Island photo project named finalist in global competition

Giovanni Capriotti’s photo essay ‘The Haweaters’ was a finalist in the 77th Pictures of the Year competition run by the Donald W. Reynolds Journalism Institute at the Missouri School of Journalism. photo by Giovanni Capriotti

COLUMBIA, Mo. – Former Expositor photographer Giovanni Capriotti has earned a spot as a finalist for his ongoing Manitoulin Island-based photo project ‘The Haweaters’ in the 77th Pictures of the Year competition run by the Donald W. Reynolds Journalism Institute at the Missouri School of Journalism.

“I’ve been shooting (‘The Haweaters’) since 2014 without knowing where I was heading with the project,” said Mr. Capriotti.

‘The Haweaters’ is a project that seeks to “explore the blurred lines of co-existence” between Indigenous and settler culture on Manitoulin Island and, in a broad sense, Canada. His photos capture candid moments of different lived rural experiences and contrast how one’s cultural background can impact those experiences.

The Rome-born photographer first visited Manitoulin Island in 2010 on a drive with a friend to explore Northern Ontario. They were travelling from Sault Ste. Marie and Mr. Capriotti noticed what appeared to be a massive island on a printed map of the region. They resolved to check out the landform and the rest, as they say, is history.

They stopped at a now-closed gas station to fill up their tank and Mr. Capriotti was surprised that the price was higher than the one posted on the sign. That woman explained that the posted price was the cost for gas-card-holding “Status Indians,” which sparked his interest in Indigenous peoples in Canada.

“I grew up in a big city, in Rome; we don’t know about this culture. We just get the American propaganda about Indians and cowboys. That’s when I started questioning what I knew about Indigenous cultures in Canada,” said Mr. Capriotti.

His wife is an advocate for Indigenous rights and helped to inform Mr. Capriotti about the history. In 2014 he travelled to the Island and stayed with a two-spirit person from Wiikwemkoong whom he met through his wife. Mr. Capriotti’s goal was to share the story of his life through pictures. This soon grew into the broader desire to explore the different ways of life on the Island.

He took up an internship at The Manitoulin Expositor and this newspaper helped him make connections with people around the Island who he would later feature in his series.

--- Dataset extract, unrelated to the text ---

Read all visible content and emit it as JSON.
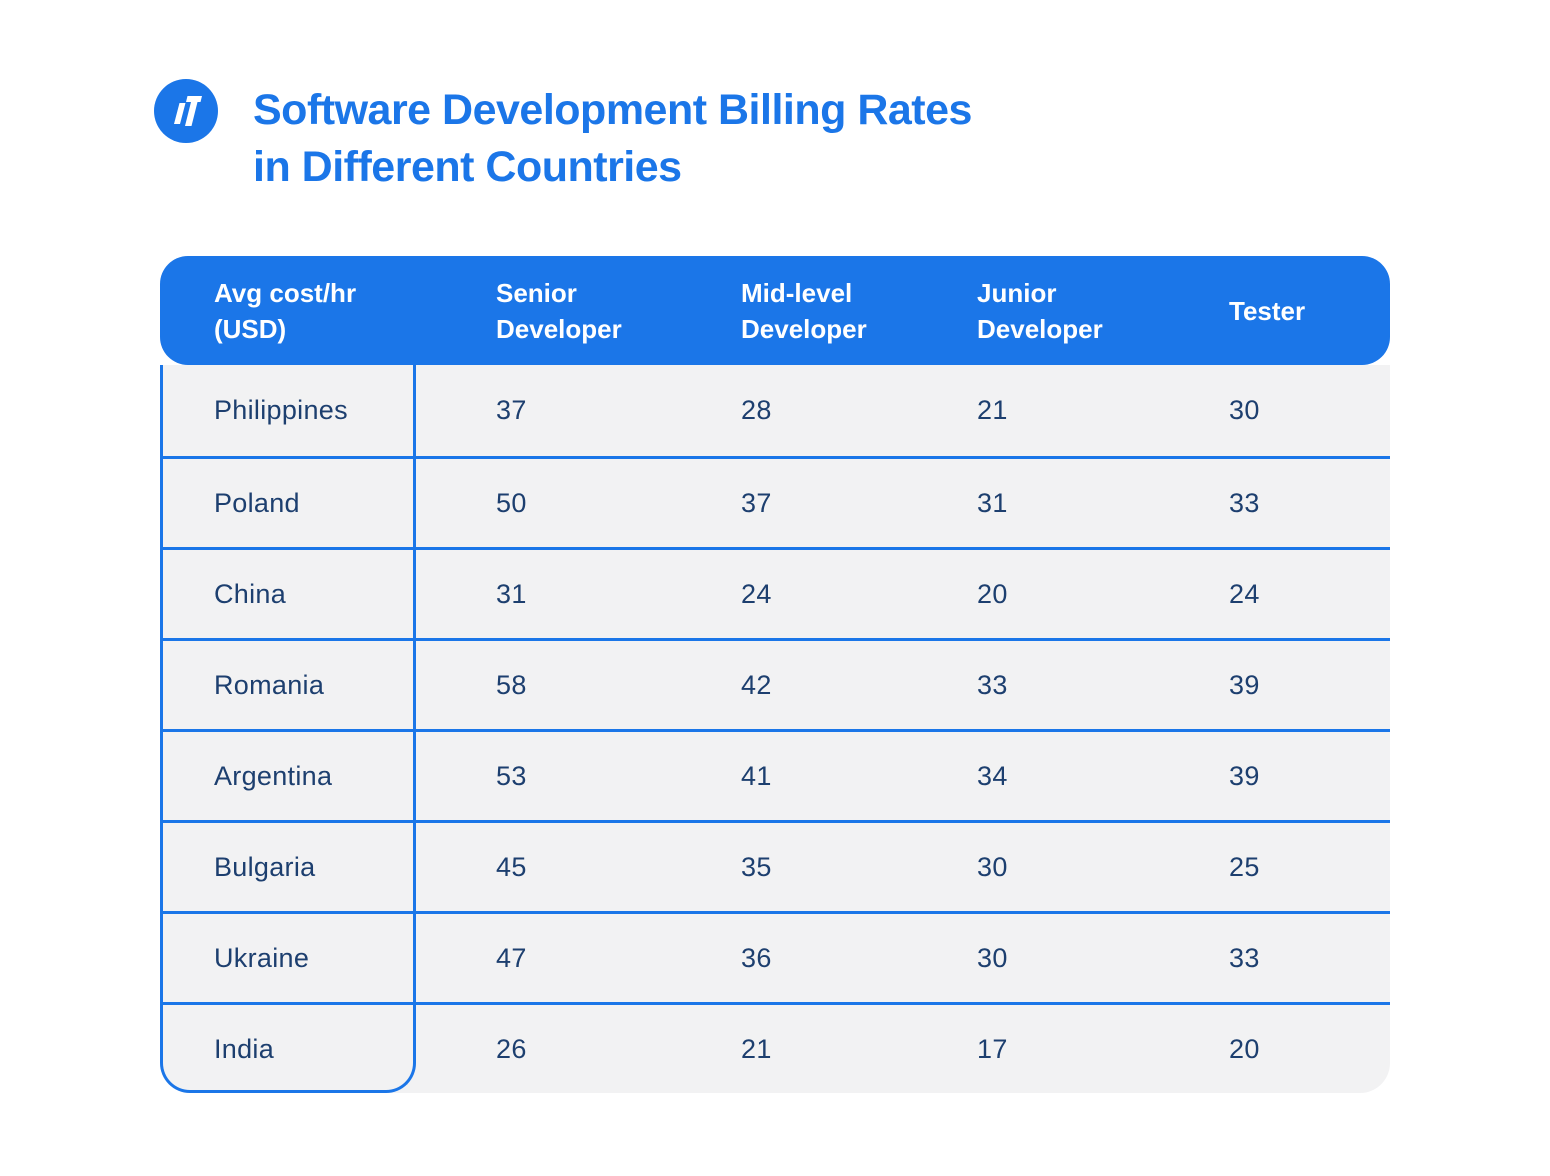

“Each picture has an allegory behind it, moving between co-existence, capitalism and new colonialism. Sometimes those ideas attack each other, other times they reject each other. My thing is it’s always about the narrative—everything you find in newspapers and main medias is based on capitalism,” said Mr. Capriotti. “I’m not against business but the way we do business can be improved, for sure, in order to put humans at the centre of business.”

Capitalism is inherently divisive, he said, because in order to function it requires a more organized group taking advantage of a subordinate group.

“It’s also a story of little communities who get forgotten by the centre of the empire in Canada. At the same time, I also wanted to explore what happened in the past that created a sometimes shattered environment on the Island. It’s very well hidden,” said Mr. Capriotti.

Although this competition win involved a selection of 29 images, the full set of this project to date is nearly 10 times larger.

“I have over 250 images, plus other ones I’m working on because I’ve had access to archive pictures of a family, so those will be included in the project. I’m hoping to collect it all in a book very soon,” said Mr. Capriotti. 

“These pictures all work together as a whole sequence,” he said. “Even the colours, emotions, actions it invokes and the allegoric meaning of an image can be paired with the allegoric meaning of the following image.”

Mr. Capriotti said his pictures are designed to weave a narrative, through personal stories, about the effects of colonialism and the growth of power centres in the nation. He was also critical of how Indigenous stories are often only told during crisis situations such as the nation-wide rail blockades as of late.

“Off-Island people perceive it in a certain way. It’s an environment that has been shattered by the past, especially for Indigenous communities on the Island, but then abused and forgotten by modernism. Young people want to leave the Island and head to cities—capitalism still has a big effect,” he said.

‘The Haweaters’ is far from being ‘in the can’ and Mr. Capriotti also has his sights set on turning it into a book with written stories to go along with each photo.

This is part of a larger project called ‘Forever on the Fringe,’ which is also the possible title of a book about the making of Manitoulin Island, the treaties, why settlers came there, what their expectations were, said Mr. Capriotti. Of note, ‘Forever on the Fringe’ is also the title of a book by author W. R. Wightman, which is a series of studies about Manitoulin Island. 

Mr. Capriotti said he also plans to create a small publishing venture with a business partner in order to produce physical versions of their work that will outlast a hard drive’s longevity.